Use replica database for read-only transactions
Some time ago we had a problem with performance caused by generating big reports for users. During one of the firehouse meetings, there was an idea to generate reports from the replica database. We’ve solved the issue differently but the idea got me interested. In this post, I’ll configure spring-boot based application to use the replica database for all read-only transactions.
The problem itself turned out to be relatively easy to fix and resolve. That’s why the idea to route all reads to the slave database has not been implemented (and in this version might’ve caused us more harm than good). But I’ve never done anything like that so I decided to see what can be done and how hard it is when you want to use different database connections for the same persistence unit.

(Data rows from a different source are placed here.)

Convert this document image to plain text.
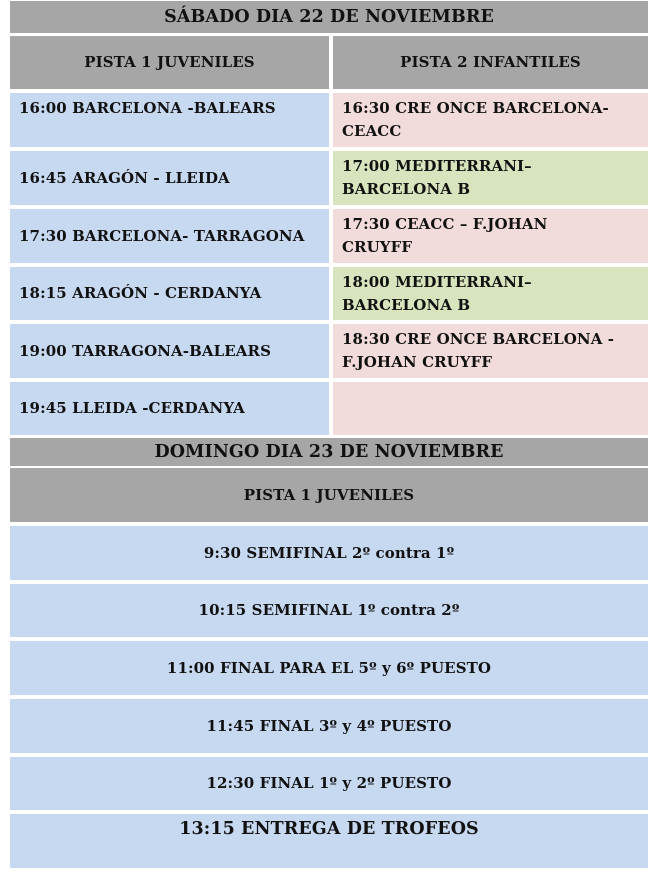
SÁBADO DIA 22 DE NOVIEMBRE
PISTA 1 JUVENILES	PISTA 2 INFANTILES
16:00 BARCELONA -BALEARS	16:30 CRE ONCE BARCELONA-
CEACC
16:45 ARAGÓN - LLEIDA
17:00 MEDITERRANI–
BARCELONA B
17:30 BARCELONA- TARRAGONA
17:30 CEACC – F.JOHAN
CRUYFF
18:15 ARAGÓN - CERDANYA
18:00 MEDITERRANI–
BARCELONA B
19:00 TARRAGONA-BALEARS
18:30 CRE ONCE BARCELONA -
F.JOHAN CRUYFF
19:45 LLEIDA -CERDANYA
DOMINGO DIA 23 DE NOVIEMBRE
PISTA 1 JUVENILES
9:30 SEMIFINAL 2º contra 1º
10:15 SEMIFINAL 1º contra 2º
11:00 FINAL PARA EL 5º y 6º PUESTO
11:45 FINAL 3º y 4º PUESTO
12:30 FINAL 1º y 2º PUESTO
13:15 ENTREGA DE TROFEOS
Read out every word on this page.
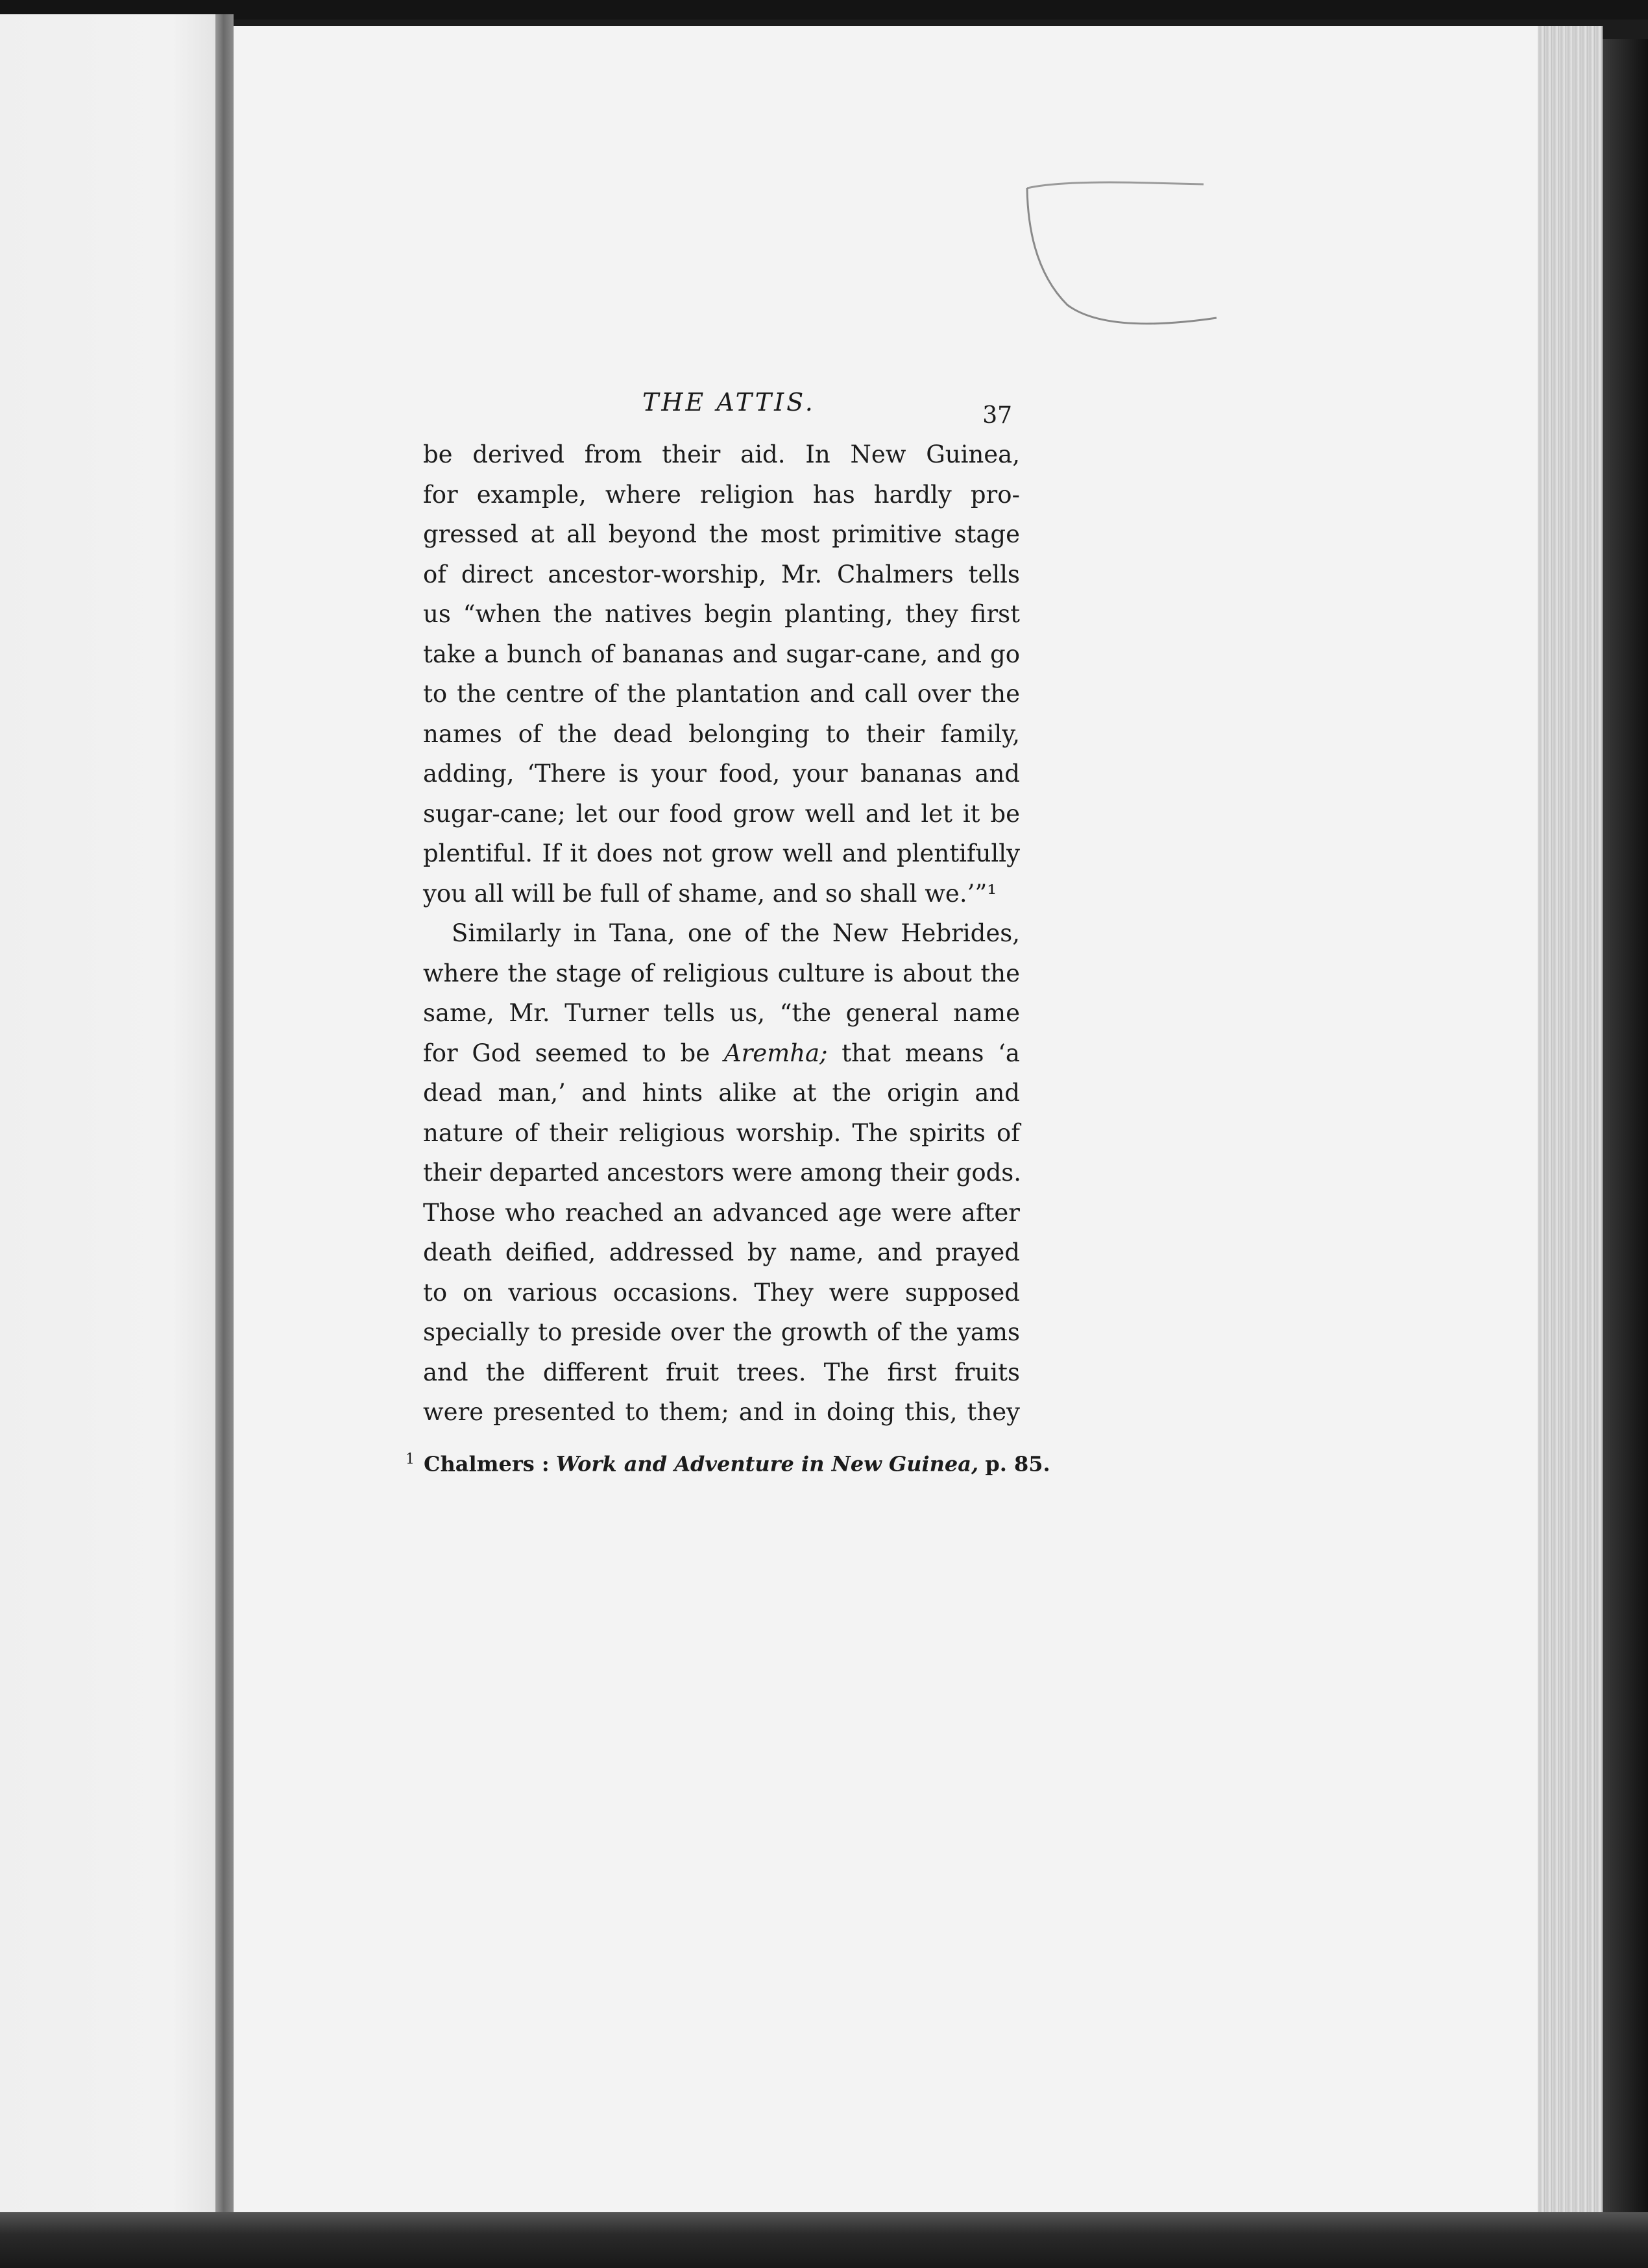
THE ATTIS.	37
be derived from their aid. In New Guinea,
for example, where religion has hardly pro-
gressed at all beyond the most primitive stage
of direct ancestor-worship, Mr. Chalmers tells
us “when the natives begin planting, they first
take a bunch of bananas and sugar-cane, and go
to the centre of the plantation and call over the
names of the dead belonging to their family,
adding, ‘There is your food, your bananas and
sugar-cane; let our food grow well and let it be
plentiful. If it does not grow well and plentifully
you all will be full of shame, and so shall we.’”¹
Similarly in Tana, one of the New Hebrides,
where the stage of religious culture is about the
same, Mr. Turner tells us, “the general name
for God seemed to be Aremha; that means ‘a
dead man,’ and hints alike at the origin and
nature of their religious worship. The spirits of
their departed ancestors were among their gods.
Those who reached an advanced age were after
death deified, addressed by name, and prayed
to on various occasions. They were supposed
specially to preside over the growth of the yams
and the different fruit trees. The first fruits
were presented to them; and in doing this, they
$^1$ Chalmers : Work and Adventure in New Guinea, p. 85.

First things first - the architecture. There is a monolithic application which is not so easy to split and as always there are other business priorities. We have two instances of the database - one master and slave instance as a backup database ready to be used (everything is running on AWS’s RDS) - on the left of the schema. The idea is to write data to the master database as we are doing it right now and when the transaction is read-only execute select query on read replica - right side of the schema.
docker-compose
Before I can even begin I need to set up some testing environment. Here is docker-compose.yaml which will spin two MariaDB instances - one running as master and second as a slave database with replication configured:
version: '3'
services:
maria-master:
image: "mariadb:10.4"
environment:
MYSQL_ROOT_PASSWORD: master
ports:
- 3301:3306
volumes:
- ./docker/master-init/init-scripts:/docker-entrypoint-initdb.d
- ./docker/master-init/cnf:/etc/mysql/conf.d
maria-slave:
image: "mariadb:10.4"
environment:
MYSQL_ROOT_PASSWORD: slave
ports:
- 3302:3306
volumes:
- ./docker/slave-init/cnf:/etc/mysql/conf.d
- ./docker/slave-init/init-scripts:/docker-entrypoint-initdb.d
Replication is configured "just to work" - you probably should not use it as your production replication configuration ;). Details of the configuration of master-replica files can be found in docker-compose.yaml and in folders of GitHub repository.
Application boilerplate
With the hardest part already implemented it’s time to configure the application. Starting from pom.xml I’ve simply used start.spring.io to generate maven project for me :) After that, I’ve added datasource-proxy dependency to log queries with information which database instance has been used to execute SQL. Complete pom.xml is on GitHub.
Application configuration
spring.jpa.hibernate.ddl-auto=none
spring.jpa.generate-ddl=false
spring.jpa.database=mysql
app.datasource.master.jdbcUrl=jdbc:mysql://localhost:3301/sample
app.datasource.master.username=root
app.datasource.master.password=master
app.datasource.master.driverClassName=com.mysql.cj.jdbc.Driver
app.datasource.slave.jdbcUrl=jdbc:mysql://localhost:3302/sample
app.datasource.slave.username=root
app.datasource.slave.password=slave
app.datasource.slave.driverClassName=com.mysql.cj.jdbc.Driver
The only important thing here is that I’ve not used default spring properties as I want to have control over datasource creation.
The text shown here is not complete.